I was at the Pennsylvania Dental Hygienists’ Association Keystone Dental Health Conference this past weekend. I was able to listen to Angie Lehman, RDH, COM®, owner of OMT of York. As presented in the course and the certification course I took, this field of study has been around for about 100 years. Even with what I have learned about oral rest posture so far, it still fascinates me at how important oral rest posture is in maintaining a great arch form on the palate so the tongue fits. I am learning this first hand, since I was tongue tied and my tongue hasn’t been resting in the proper place for the last 35 years of my life.
A healthy oral rest posture consists of having the lips gently closed, facial symmetry, nasal breathing, and tongue on the roof of the mouth. This will also help to maintain a great airway space because the roof of the mouth is the floor of the nose! It is important to have balance or as Dr. William R. Proffit, DDS coined the term ‘oral equilibrium’. By having balance, this allows someone to breathe and swallow correctly. We can live weeks without food, a few days without water, but on minutes without air.

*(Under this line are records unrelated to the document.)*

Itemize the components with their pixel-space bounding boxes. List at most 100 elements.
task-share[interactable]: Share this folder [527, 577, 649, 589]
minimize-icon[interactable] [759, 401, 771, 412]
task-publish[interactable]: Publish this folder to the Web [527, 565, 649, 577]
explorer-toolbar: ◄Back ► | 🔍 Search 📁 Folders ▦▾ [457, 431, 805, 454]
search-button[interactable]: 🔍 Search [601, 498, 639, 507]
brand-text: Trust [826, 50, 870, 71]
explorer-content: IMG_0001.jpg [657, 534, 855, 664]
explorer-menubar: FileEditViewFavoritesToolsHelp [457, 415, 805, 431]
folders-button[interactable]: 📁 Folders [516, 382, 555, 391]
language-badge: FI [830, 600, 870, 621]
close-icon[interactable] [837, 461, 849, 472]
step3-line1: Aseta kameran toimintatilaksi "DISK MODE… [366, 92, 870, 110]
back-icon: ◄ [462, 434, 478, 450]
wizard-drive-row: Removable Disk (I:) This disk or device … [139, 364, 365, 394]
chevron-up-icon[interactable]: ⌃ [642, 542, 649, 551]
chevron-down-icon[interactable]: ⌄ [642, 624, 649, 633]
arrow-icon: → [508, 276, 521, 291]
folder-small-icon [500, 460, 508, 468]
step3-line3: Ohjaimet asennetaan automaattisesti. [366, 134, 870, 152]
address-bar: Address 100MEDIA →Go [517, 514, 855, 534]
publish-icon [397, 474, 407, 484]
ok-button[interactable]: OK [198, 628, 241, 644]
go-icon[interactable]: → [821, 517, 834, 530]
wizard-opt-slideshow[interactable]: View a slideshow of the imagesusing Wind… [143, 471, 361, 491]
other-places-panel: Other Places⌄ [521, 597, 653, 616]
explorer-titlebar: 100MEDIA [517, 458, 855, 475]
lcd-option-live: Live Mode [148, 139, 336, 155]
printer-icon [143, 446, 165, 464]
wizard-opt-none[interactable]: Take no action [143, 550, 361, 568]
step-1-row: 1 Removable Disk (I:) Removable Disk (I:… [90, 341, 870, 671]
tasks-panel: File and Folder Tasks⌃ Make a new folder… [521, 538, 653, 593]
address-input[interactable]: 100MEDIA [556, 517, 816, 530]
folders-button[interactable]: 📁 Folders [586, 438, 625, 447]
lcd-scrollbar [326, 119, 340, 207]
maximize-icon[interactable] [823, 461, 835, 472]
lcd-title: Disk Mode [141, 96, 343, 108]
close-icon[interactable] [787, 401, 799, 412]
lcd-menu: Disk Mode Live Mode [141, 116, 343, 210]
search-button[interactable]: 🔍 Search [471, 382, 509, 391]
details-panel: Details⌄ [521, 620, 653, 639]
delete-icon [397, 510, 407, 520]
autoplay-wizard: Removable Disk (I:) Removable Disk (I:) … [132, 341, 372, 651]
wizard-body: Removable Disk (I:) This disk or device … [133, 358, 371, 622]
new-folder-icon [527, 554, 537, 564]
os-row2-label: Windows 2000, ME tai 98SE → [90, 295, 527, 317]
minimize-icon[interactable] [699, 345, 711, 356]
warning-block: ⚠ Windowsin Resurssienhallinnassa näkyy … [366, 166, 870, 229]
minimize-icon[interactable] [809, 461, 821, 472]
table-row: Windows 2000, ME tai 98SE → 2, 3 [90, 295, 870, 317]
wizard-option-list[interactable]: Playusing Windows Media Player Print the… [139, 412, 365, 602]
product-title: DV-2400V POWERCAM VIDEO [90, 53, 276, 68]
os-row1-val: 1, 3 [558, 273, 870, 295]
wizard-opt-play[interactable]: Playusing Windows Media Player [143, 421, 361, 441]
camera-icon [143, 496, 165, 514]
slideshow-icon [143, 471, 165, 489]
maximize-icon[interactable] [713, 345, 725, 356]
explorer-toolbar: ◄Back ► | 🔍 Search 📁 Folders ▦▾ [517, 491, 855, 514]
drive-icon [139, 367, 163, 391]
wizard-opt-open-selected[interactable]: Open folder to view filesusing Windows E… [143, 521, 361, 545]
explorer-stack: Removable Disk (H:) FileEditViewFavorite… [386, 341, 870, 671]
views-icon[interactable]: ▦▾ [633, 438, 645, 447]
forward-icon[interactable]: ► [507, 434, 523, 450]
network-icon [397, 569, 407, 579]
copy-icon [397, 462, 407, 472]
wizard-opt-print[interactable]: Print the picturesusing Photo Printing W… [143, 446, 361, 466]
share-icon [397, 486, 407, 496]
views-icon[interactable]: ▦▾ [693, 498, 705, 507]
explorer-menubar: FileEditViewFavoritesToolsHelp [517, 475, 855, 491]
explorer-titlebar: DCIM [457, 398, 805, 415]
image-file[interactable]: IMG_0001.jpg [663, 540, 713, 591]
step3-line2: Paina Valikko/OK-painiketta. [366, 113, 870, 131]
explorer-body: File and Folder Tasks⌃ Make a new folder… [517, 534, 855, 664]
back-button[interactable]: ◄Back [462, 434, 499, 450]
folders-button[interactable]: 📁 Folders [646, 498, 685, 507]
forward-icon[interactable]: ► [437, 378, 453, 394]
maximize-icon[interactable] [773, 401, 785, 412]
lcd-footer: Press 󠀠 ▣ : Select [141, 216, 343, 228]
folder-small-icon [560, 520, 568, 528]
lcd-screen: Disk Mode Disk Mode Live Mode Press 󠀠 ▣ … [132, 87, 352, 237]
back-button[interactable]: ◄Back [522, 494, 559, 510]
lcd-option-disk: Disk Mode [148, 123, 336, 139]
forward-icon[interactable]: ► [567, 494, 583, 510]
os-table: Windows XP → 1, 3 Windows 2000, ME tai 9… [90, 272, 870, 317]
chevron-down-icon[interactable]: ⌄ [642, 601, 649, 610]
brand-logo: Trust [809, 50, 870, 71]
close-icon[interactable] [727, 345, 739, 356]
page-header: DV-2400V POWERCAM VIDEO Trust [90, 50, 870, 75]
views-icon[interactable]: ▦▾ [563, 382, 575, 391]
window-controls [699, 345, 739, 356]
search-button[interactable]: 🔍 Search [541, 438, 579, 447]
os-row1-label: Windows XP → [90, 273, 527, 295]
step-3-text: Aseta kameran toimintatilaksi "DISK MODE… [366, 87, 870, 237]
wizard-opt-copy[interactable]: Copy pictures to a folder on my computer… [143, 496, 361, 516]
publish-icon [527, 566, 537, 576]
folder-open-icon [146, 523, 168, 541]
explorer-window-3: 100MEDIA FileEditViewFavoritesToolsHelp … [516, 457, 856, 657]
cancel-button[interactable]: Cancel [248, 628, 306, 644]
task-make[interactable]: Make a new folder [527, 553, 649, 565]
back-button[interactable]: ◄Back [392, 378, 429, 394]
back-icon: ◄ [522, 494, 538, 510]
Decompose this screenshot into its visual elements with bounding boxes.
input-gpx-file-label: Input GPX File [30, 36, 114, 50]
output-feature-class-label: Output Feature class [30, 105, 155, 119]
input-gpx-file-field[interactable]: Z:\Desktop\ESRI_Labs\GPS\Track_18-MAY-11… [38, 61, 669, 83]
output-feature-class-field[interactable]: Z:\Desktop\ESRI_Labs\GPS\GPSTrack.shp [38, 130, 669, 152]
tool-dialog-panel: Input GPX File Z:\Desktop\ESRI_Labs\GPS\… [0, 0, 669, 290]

If we aren’t breathing correctly overall health can be impacted. If the correct rest posture is not evaluated, this can impact facial growth and development and sleep. But facial growth and development has been impacted a lot by the softer diet we have as a society now, use of sippy cups, pouch foods, pacifiers, individuals being tongue tied and oral habits such as thumb/finger sucking habits. Mouth breathing also has a huge impact on this as well because not exchanging oxygen the way we should creates a longer looking face. When mouth breathing, this will usually make the tonsils larger, especially in children, which can then block the airway because the nose isn’t filtering what that person is breathing in. And I was reminded that most malocclusions are not genetic. Reason being that oral rest posture matters because out genes tell bone how to grow but muscles tell bone where to grow, therefore most malocclusions are not a genetic issue but rather a muscle issue. I love learning about orofacial myology!